この期に及んでしらばっくれるドゥウムにツララは怒った顔で詰め寄った。これは駄目か、と肩を竦めたドゥウムはため息を吐いた。


「お前の方が神覚者に相応しいと思った。さっきも言ったと思うが」


「そんなの·····納得できないよ·····」


運営側も同じようにドゥウムに聞いたのだ。鏡に映し出された情報だけではまるで判断が着かなかったから。そこでドゥウムは同じことを言って、他は一切答えずそれだけでゴリ押した。しかしツララに対してはそうもいかない。


「そうだな·····少し長い話になるが、構わないか」


「うん、いいよ」


「まず第一に、私を含めた兄弟達は全員捨て子だ」


なんか急に重いのが来た。ツララが目を見開くが、そのまま話が続くため、どうにか衝撃は飲み込んだ。


「たまたま底抜けの善人に拾われた。こんな目だ、今の父がいなければきっとどこかで死んでいる。兄弟共々、最高の幸運を拾ってここまで生き永らえた」


「··········」


「それとは別に、一番下の弟はお前に境遇がよく似ている。人前を歩けない、世界から排除するべきとされる存在だ」


もしかして、その弟さんもイヴル・アイなんだろうか。今の魔法界から疎まれる存在なんて他に思いつかない。聞けば聞くほど似たような立場。だったら尚更納得できないじゃないか。

この時ツララはドゥウムがイヴル・アイを知らなかったことを失念している。それに気付けていれば、彼の背負うものにより近付けたのかもしれないのだけれど。

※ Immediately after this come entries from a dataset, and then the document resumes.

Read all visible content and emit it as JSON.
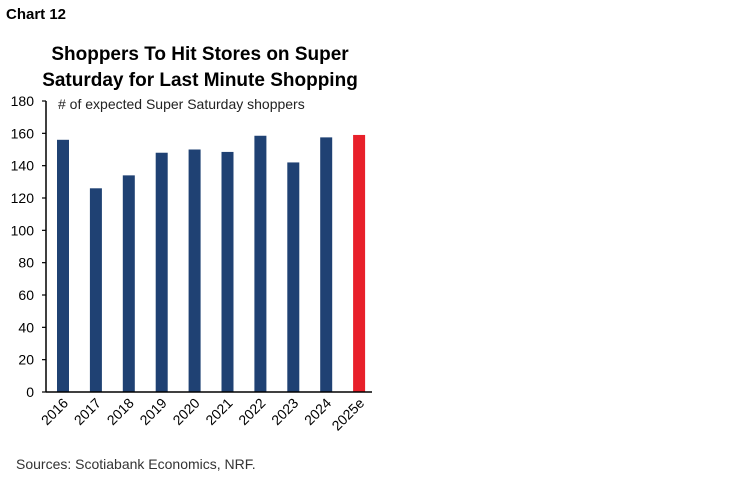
{
  "chart_label": "Chart 12",
  "source": "Sources: Scotiabank Economics, NRF.",
  "chart_data": {
    "type": "bar",
    "title_lines": [
      "Shoppers To Hit Stores on Super",
      "Saturday for Last Minute Shopping"
    ],
    "annotation": "# of expected Super Saturday shoppers",
    "categories": [
      "2016",
      "2017",
      "2018",
      "2019",
      "2020",
      "2021",
      "2022",
      "2023",
      "2024",
      "2025e"
    ],
    "values": [
      156,
      126,
      134,
      148,
      150,
      148.5,
      158.5,
      142,
      157.5,
      159
    ],
    "highlight_index": 9,
    "colors": {
      "bar": "#1f4173",
      "highlight": "#e8202a",
      "axis": "#000000"
    },
    "ylim": [
      0,
      180
    ],
    "yticks": [
      0,
      20,
      40,
      60,
      80,
      100,
      120,
      140,
      160,
      180
    ],
    "xlabel": "",
    "ylabel": "",
    "grid": false
  }
}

「じゃあ何で·····?弟さんのために神覚者になりたいんじゃないの·····?」


そう言うと、ドゥウムは何故か苦笑いを零した。これは見たことがある、試験中にも見た顔だ。


「私の一番は家族だ。家族を守れさえすればそれでいい。そのために神覚者の地位が最も都合が良かった。

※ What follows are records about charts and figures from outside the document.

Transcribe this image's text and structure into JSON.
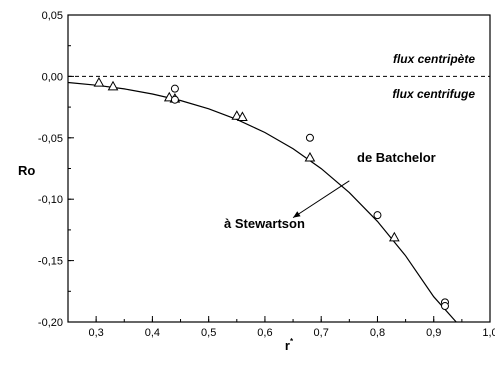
{
  "chart_data": {
    "type": "scatter",
    "xlabel": "r",
    "xlabel_superscript": "*",
    "ylabel": "Ro",
    "xlim": [
      0.25,
      1.0
    ],
    "ylim": [
      -0.2,
      0.05
    ],
    "x_ticks": [
      0.3,
      0.4,
      0.5,
      0.6,
      0.7,
      0.8,
      0.9,
      1.0
    ],
    "x_tick_labels": [
      "0,3",
      "0,4",
      "0,5",
      "0,6",
      "0,7",
      "0,8",
      "0,9",
      "1,0"
    ],
    "y_ticks": [
      0.05,
      0.0,
      -0.05,
      -0.1,
      -0.15,
      -0.2
    ],
    "y_tick_labels": [
      "0,05",
      "0,00",
      "-0,05",
      "-0,10",
      "-0,15",
      "-0,20"
    ],
    "reference_line": {
      "y": 0.0,
      "style": "dashed"
    },
    "annotations": [
      {
        "text": "flux centripète",
        "style": "italic-bold"
      },
      {
        "text": "flux centrifuge",
        "style": "italic-bold"
      },
      {
        "text": "de Batchelor",
        "style": "bold"
      },
      {
        "text": "à Stewartson",
        "style": "bold"
      }
    ],
    "series": [
      {
        "marker": "triangle",
        "x": [
          0.305,
          0.33,
          0.43,
          0.44,
          0.55,
          0.56,
          0.68,
          0.83
        ],
        "y": [
          -0.005,
          -0.008,
          -0.017,
          -0.018,
          -0.032,
          -0.033,
          -0.066,
          -0.131
        ]
      },
      {
        "marker": "circle",
        "x": [
          0.44,
          0.44,
          0.68,
          0.8,
          0.92,
          0.92
        ],
        "y": [
          -0.01,
          -0.019,
          -0.05,
          -0.113,
          -0.184,
          -0.187
        ]
      },
      {
        "marker": "line",
        "x": [
          0.25,
          0.3,
          0.35,
          0.4,
          0.45,
          0.5,
          0.55,
          0.6,
          0.65,
          0.7,
          0.75,
          0.8,
          0.85,
          0.9,
          0.94
        ],
        "y": [
          -0.005,
          -0.0072,
          -0.0102,
          -0.0143,
          -0.0196,
          -0.0264,
          -0.035,
          -0.0457,
          -0.0589,
          -0.0751,
          -0.0946,
          -0.1181,
          -0.1461,
          -0.1794,
          -0.2
        ]
      }
    ],
    "arrow": {
      "from": [
        0.75,
        -0.085
      ],
      "to": [
        0.65,
        -0.115
      ]
    }
  }
}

逆に、その日常が脅かされるなら私は一切の躊躇なく全てを敵にして戦うつもりでいる。魔法局だろうが、この世界だろうが、だ」


「ひぇ·····こえっ·····」


これガチだ。本気で全世界を敵に回してでも抗うつもりだこの人。実際できそうだと思うのが本当に怖い。思わず身を縮めたツララに、ドゥウムがほらな、と笑う。

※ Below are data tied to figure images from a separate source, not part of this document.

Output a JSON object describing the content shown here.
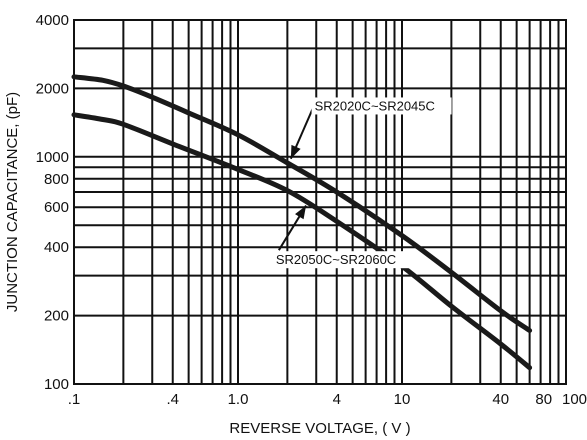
{
  "chart_data": {
    "type": "line",
    "xlabel": "REVERSE VOLTAGE, ( V )",
    "ylabel": "JUNCTION CAPACITANCE, (pF)",
    "x_scale": "log",
    "y_scale": "log",
    "xlim": [
      0.1,
      100
    ],
    "ylim": [
      100,
      4000
    ],
    "x_ticks": [
      {
        "value": 0.1,
        "label": ".1"
      },
      {
        "value": 0.4,
        "label": ".4"
      },
      {
        "value": 1.0,
        "label": "1.0"
      },
      {
        "value": 4,
        "label": "4"
      },
      {
        "value": 10,
        "label": "10"
      },
      {
        "value": 40,
        "label": "40"
      },
      {
        "value": 80,
        "label": "80"
      },
      {
        "value": 100,
        "label": "100"
      }
    ],
    "y_ticks": [
      {
        "value": 100,
        "label": "100"
      },
      {
        "value": 200,
        "label": "200"
      },
      {
        "value": 400,
        "label": "400"
      },
      {
        "value": 600,
        "label": "600"
      },
      {
        "value": 800,
        "label": "800"
      },
      {
        "value": 1000,
        "label": "1000"
      },
      {
        "value": 2000,
        "label": "2000"
      },
      {
        "value": 4000,
        "label": "4000"
      }
    ],
    "x_grid": [
      0.1,
      0.2,
      0.3,
      0.4,
      0.5,
      0.6,
      0.7,
      0.8,
      0.9,
      1,
      2,
      3,
      4,
      5,
      6,
      7,
      8,
      9,
      10,
      20,
      30,
      40,
      50,
      60,
      70,
      80,
      90,
      100
    ],
    "y_grid": [
      100,
      200,
      300,
      400,
      500,
      600,
      700,
      800,
      900,
      1000,
      2000,
      3000,
      4000
    ],
    "grid": true,
    "series": [
      {
        "color": "#1a1a1a",
        "points": [
          [
            0.1,
            2250
          ],
          [
            0.15,
            2170
          ],
          [
            0.2,
            2050
          ],
          [
            0.3,
            1830
          ],
          [
            0.5,
            1560
          ],
          [
            1,
            1250
          ],
          [
            2,
            940
          ],
          [
            4,
            700
          ],
          [
            10,
            450
          ],
          [
            20,
            310
          ],
          [
            40,
            210
          ],
          [
            60,
            172
          ]
        ]
      },
      {
        "color": "#1a1a1a",
        "points": [
          [
            0.1,
            1530
          ],
          [
            0.15,
            1460
          ],
          [
            0.2,
            1390
          ],
          [
            0.4,
            1140
          ],
          [
            1,
            880
          ],
          [
            2,
            710
          ],
          [
            4,
            520
          ],
          [
            10,
            330
          ],
          [
            20,
            220
          ],
          [
            40,
            150
          ],
          [
            60,
            118
          ]
        ]
      }
    ],
    "annotations": [
      {
        "label": "SR2020C~SR2045C",
        "point": [
          2.1,
          980
        ],
        "anchor": [
          3.1,
          1900
        ]
      },
      {
        "label": "SR2050C~SR2060C",
        "point": [
          2.6,
          610
        ],
        "anchor": [
          1.8,
          330
        ]
      }
    ]
  }
}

「『善人が損をしない世界』お前の話は私には考えたことすらない話だった。戦うことしかできない私より、顔も知らない他人のためを思うツララの方が神覚者に向いている。

理由はこれで足りないか?」


「·····本気で?」


「ああ」


そんなことを、そこまで言われたら、もう受け入れない訳にはいかない。ツララはぐ、と唇を引きしめた。正直譲られたこの現状は悔しい。けれどここまで自分を買ってくれる人がいるならば。


「分かった。精一杯やってみる」


「何かあったら頼るからその時は頼む」


「意外と図太いよねキミ·····」


いいよ、ボクの借り一つね。そう言って、ツララは口元を覆って笑った。その借りがまさか二年後にとてつもない大きさで帰ってくることになるとは、この時はまだ想像もしていなかったのだった。